People need to know babies who sleep a lot like the park, babies who are learning to walk like the park but every other child from two upwards to twelve hate the park unless dogs get into a bloody foaming-mouth fight - that's something they can stare at. It's a boring hot sticky toilet-deprived place is the park in the blistering heat... and yet adults don't get that. In their mind they will drag some chairs, some food and a wine cooler and they can enjoy the summer haze. Not if you have kids. Then it will be hell for you and for people sitting near.

So, I moved far away from the annoying people but still managed to meet a stupid twat of a woman whose dogs slabbered and leapt all over me, which meant she and her friends now had the right to ask me questions. I think it's called socialising but it felt like interrogation... with dogs.

"Do you live round here?" the tall lady in the elasticated jungle print maxi dress drawled at me. Her accent was one that Katie Middleton's mum was hoping to attain - she was old money and very posh. (I knew this as she had on odd sandals and it wasn't irony.)
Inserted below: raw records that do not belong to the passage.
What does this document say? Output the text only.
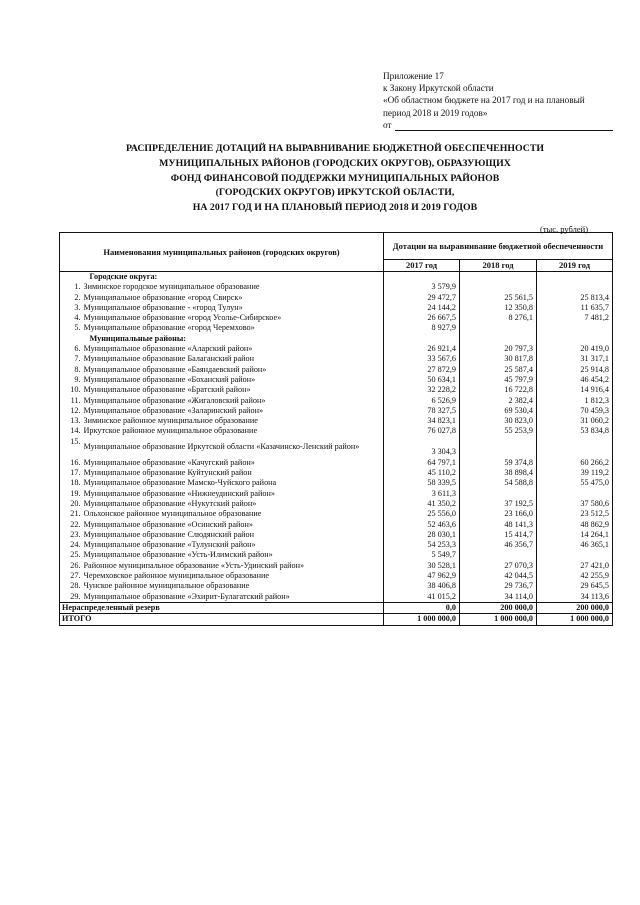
Приложение 17
к Закону Иркутской области
«Об областном бюджете на 2017 год и на плановый
период 2018 и 2019 годов»
от
РАСПРЕДЕЛЕНИЕ ДОТАЦИЙ НА ВЫРАВНИВАНИЕ БЮДЖЕТНОЙ ОБЕСПЕЧЕННОСТИ
МУНИЦИПАЛЬНЫХ РАЙОНОВ (ГОРОДСКИХ ОКРУГОВ), ОБРАЗУЮЩИХ
ФОНД ФИНАНСОВОЙ ПОДДЕРЖКИ МУНИЦИПАЛЬНЫХ РАЙОНОВ
(ГОРОДСКИХ ОКРУГОВ) ИРКУТСКОЙ ОБЛАСТИ,
НА 2017 ГОД И НА ПЛАНОВЫЙ ПЕРИОД 2018 И 2019 ГОДОВ
(тыс. рублей)
Наименования муниципальных районов (городских округов)		Дотации на выравнивание бюджетной обеспеченности		
		2017 год	2018 год	2019 год
	Городские округа:			
1.	Зиминское городское муниципальное образование	3 579,9		
2.	Муниципальное образование «город Свирск»	29 472,7	25 561,5	25 813,4
3.	Муниципальное образование - «город Тулун»	24 144,2	12 350,8	11 635,7
4.	Муниципальное образование «город Усолье-Сибирское»	26 667,5	8 276,1	7 481,2
5.	Муниципальное образование «город Черемхово»	8 927,9		
	Муниципальные районы:			
6.	Муниципальное образование «Аларский район»	26 921,4	20 797,3	20 419,0
7.	Муниципальное образование Балаганский район	33 567,6	30 817,8	31 317,1
8.	Муниципальное образование «Баяндаевский район»	27 872,9	25 587,4	25 914,8
9.	Муниципальное образование «Боханский район»	50 634,1	45 797,9	46 454,2
10.	Муниципальное образование «Братский район»	32 228,2	16 722,8	14 916,4
11.	Муниципальное образование «Жигаловский район»	6 526,9	2 382,4	1 812,3
12.	Муниципальное образование «Заларинский район»	78 327,5	69 530,4	70 459,3
13.	Зиминское районное муниципальное образование	34 823,1	30 823,0	31 060,2
14.	Иркутское районное муниципальное образование	76 027,8	55 253,9	53 834,8
15.	Муниципальное образование Иркутской области «Казачинско-Ленский район»	3 304,3		
16.	Муниципальное образование «Качугский район»	64 797,1	59 374,8	60 266,2
17.	Муниципальное образование Куйтунский район	45 110,2	38 898,4	39 119,2
18.	Муниципальное образование Мамско-Чуйского района	58 339,5	54 588,8	55 475,0
19.	Муниципальное образование «Нижнеудинский район»	3 611,3		
20.	Муниципальное образование «Нукутский район»	41 350,2	37 192,5	37 580,6
21.	Ольхонское районное муниципальное образование	25 556,0	23 166,0	23 512,5
22.	Муниципальное образование «Осинский район»	52 463,6	48 141,3	48 862,9
23.	Муниципальное образование Слюдянский район	28 030,1	15 414,7	14 264,1
24.	Муниципальное образование «Тулунский район»	54 253,3	46 356,7	46 365,1
25.	Муниципальное образование «Усть-Илимский район»	5 549,7		
26.	Районное муниципальное образование «Усть-Удинский район»	30 528,1	27 070,3	27 421,0
27.	Черемховское районное муниципальное образование	47 962,9	42 044,5	42 255,9
28.	Чунское районное муниципальное образование	38 406,8	29 736,7	29 645,5
29.	Муниципальное образование «Эхирит-Булагатский район»	41 015,2	34 114,0	34 113,6
Нераспределенный резерв		0,0	200 000,0	200 000,0
ИТОГО		1 000 000,0	1 000 000,0	1 000 000,0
I chatted to her and her pony-trekking, horse-faced friends for a few minutes. I told them I was staying with my mate and then I told them I was a comedian. The circle of chinless Oxbridge bed-wetters went silent, their crystal decanter and tall glasses were sending twinkling shards of light like a glitter ball all over the grass. Who brings a decanter to a park? Alcoholic rich people that's who. The woman in odd sandals leaned her head to the side and her eyes became flinty, like she was trying to understand what a female comedian was, then she stepped forward and the bottom of her strapless elastic maxi dress was trapped beneath a dog's ass and her bra-less left tit slapped out and just hung there - nobody said anything. Maybe if you are rich enough to own a decanter and take it to a public park, you can have a tit hanging out and that's OK. It was a saggy limp tit, like a small bag of cold porridge or one of those balloons that have slowly deflated behind a chair, days after a birthday party.

I am not saying my tits are awesome, but they are huge and well firm and I don't let one flop out in full public view. Anyway the woman hadn't noticed her tit was hanging out, her friends said nothing, nobody giggled or came to her rescue and so I continued the conversation.

"Is being a comedian actually a job?" tit-flap asked me and a few of the men and women smiled and sniggered at this. "I mean how does one become funny? Do women actually get a laugh?" she continued.

I stared at them. I bent down, stroked a dog, I looked up and stared at her flabby tit hanging out of her sundress and I said: "Your tit is hanging out of your dress and that makes me laugh and I am going to tell heaps of people about this so, trust me, yes, women do get a laugh."

I don't think it bothered her. Rich people can take sherry to the park in crystal, they can wear odd sandals and let a tit hang out, but they can't wind me up. I just accept everyone is weird in their own way. I would be mortified if my tit came out in public, but she wasn't; she just folded it back into her frock and kicked the dog off her skirt. Life in the park is like that.